In the process of promoting mediation and other alternate dispute resolution methods, the DPP Contracts Guidelines undermine the importance of and the pivotal role played by arbitration in resolving disputes and also shed light on the Government’s unsatisfactory experience with arbitration. The DPP Contracts Guidelines state that arbitration should not be the norm or preferred mode of dispute resolution in public procurement contracts, potentially disincentivising parties to do business in India and requiring contractors and/or suppliers to carefully assess dispute resolution clauses while bidding for and entering into an agreement with the Government. These guidelines also display a level of ‘cooling-off’ of the Government’s confidence in arbitration proceedings.

The premise for this policy change from arbitration to other dispute resolution methods needs to be re-examined. As per the Government, arbitrators are not selected using similar standards that are considered for the appointment of judges. This concern not only questions the accountability of arbitrators but also disregards the fact that arbitrators are appointed with the mutual consent of the parties. It also disregards the technical expertise that arbitrators may possess in the subject matter which could be crucial for understanding and effectively deciding the matter at hand and may have been one of the factors for appointing arbitrators.  

Unlike an arbitrator who is required to take a position in a dispute, a mediator would simply facilitate settlements. By advocating mediation as the preferred method of dispute resolution, the Government hopes to ‘settle’ most of its disputes. However, the Government does not seem to have taken into account the sheer number of contracts that may require settlement and the bargaining power of the parties in such settlement discussions.

The Government has also raised a concern about the number of arbitration awards that have been challenged before the courts. This concern disregards the fact that litigation would be the only recourse available to parties if they fail to settle the matter through mediation (or any other dispute resolution mechanism). This would result in increasing the burden on the courts instead of reducing the same. The shift from arbitration to court proceedings post-mediation seems counterproductive as it would certainly not lessen the load of litigation in terms of backlog in the courts. In essence, arbitration acts as the first stage of adjudication where matters are decided before they reach the court and are subject to litigation. With this shift in policy, parties would now end up going to court in the first instance, instead of opting for alternate dispute resolution, and increase the backlog of the already backlogged courts.

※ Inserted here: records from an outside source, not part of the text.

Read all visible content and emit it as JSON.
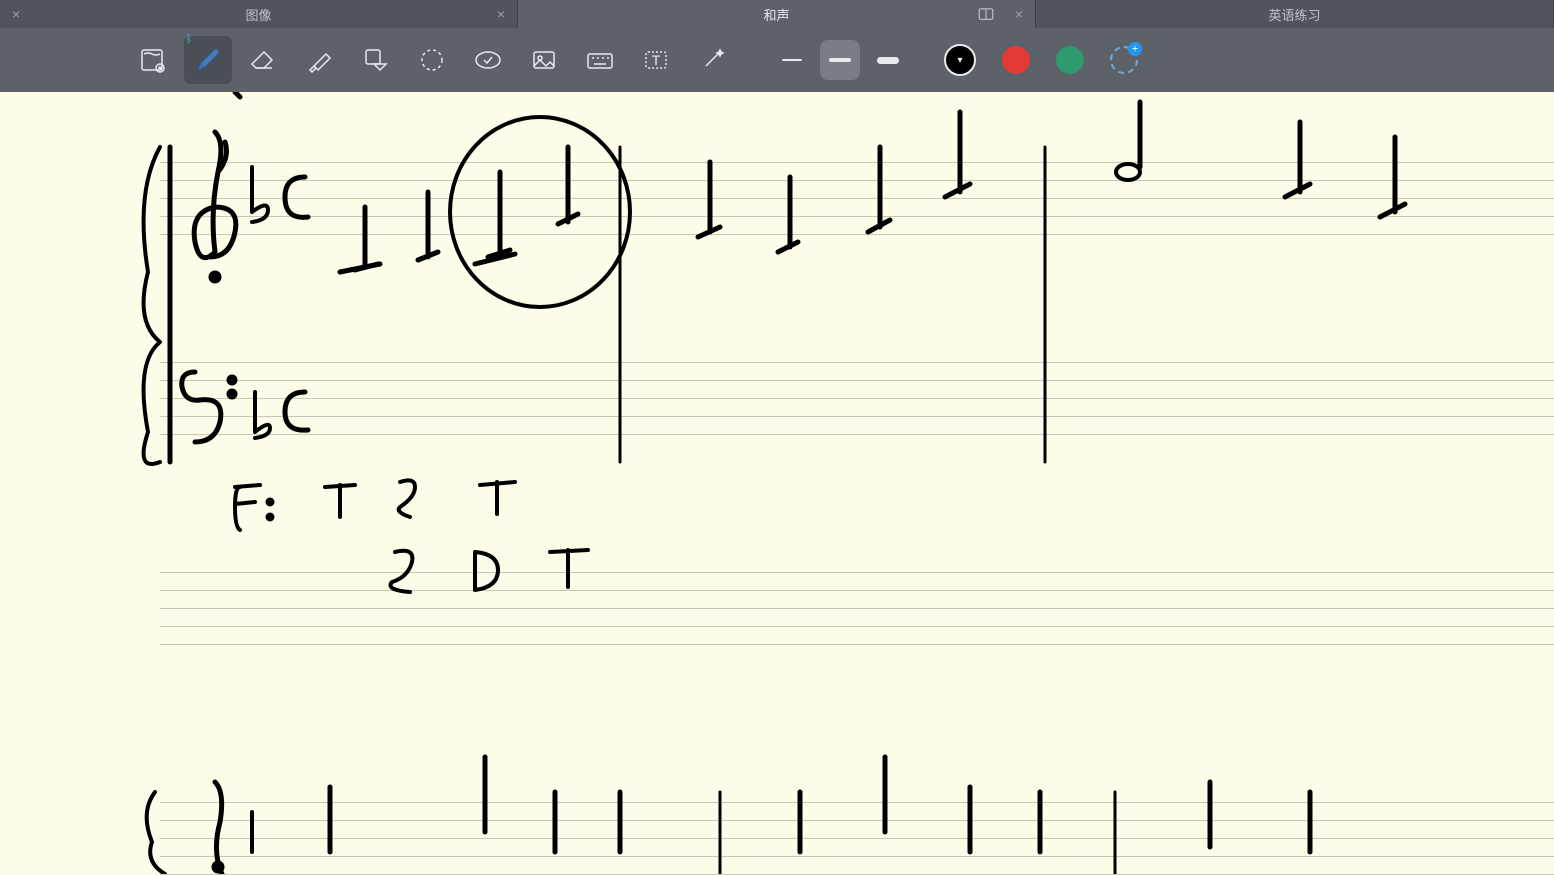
{
  "tabs": [
    {
      "label": "图像",
      "active": false
    },
    {
      "label": "和声",
      "active": true
    },
    {
      "label": "英语练习",
      "active": false
    }
  ],
  "tools": {
    "add_page": "add-page",
    "pen": "pen",
    "eraser": "eraser",
    "highlighter": "highlighter",
    "shape": "shape",
    "lasso": "lasso",
    "stamp": "stamp",
    "image": "image",
    "keyboard": "keyboard",
    "text": "text",
    "magic": "magic"
  },
  "strokes": [
    "thin",
    "medium",
    "thick"
  ],
  "selected_stroke": "medium",
  "colors": {
    "black": "#000000",
    "red": "#e53935",
    "green": "#2e9b6f"
  },
  "selected_color": "black",
  "annotations": {
    "key": "F:",
    "row1": [
      "T",
      "S",
      "T"
    ],
    "row2": [
      "S",
      "D",
      "T"
    ]
  }
}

Notwithstanding the above, mediation and other dispute-resolution mechanisms also have benefits that may prove to be beneficial and effective for all the parties provided that these mechanisms are implemented expeditiously and efficiently.  

While the intent to promote alternative dispute-resolution mechanisms is understandable and in the right spirit, whether the Government can take a stand discouraging the adoption of arbitration as an alternative dispute-resolution mechanism is questionable and may require re-assessment.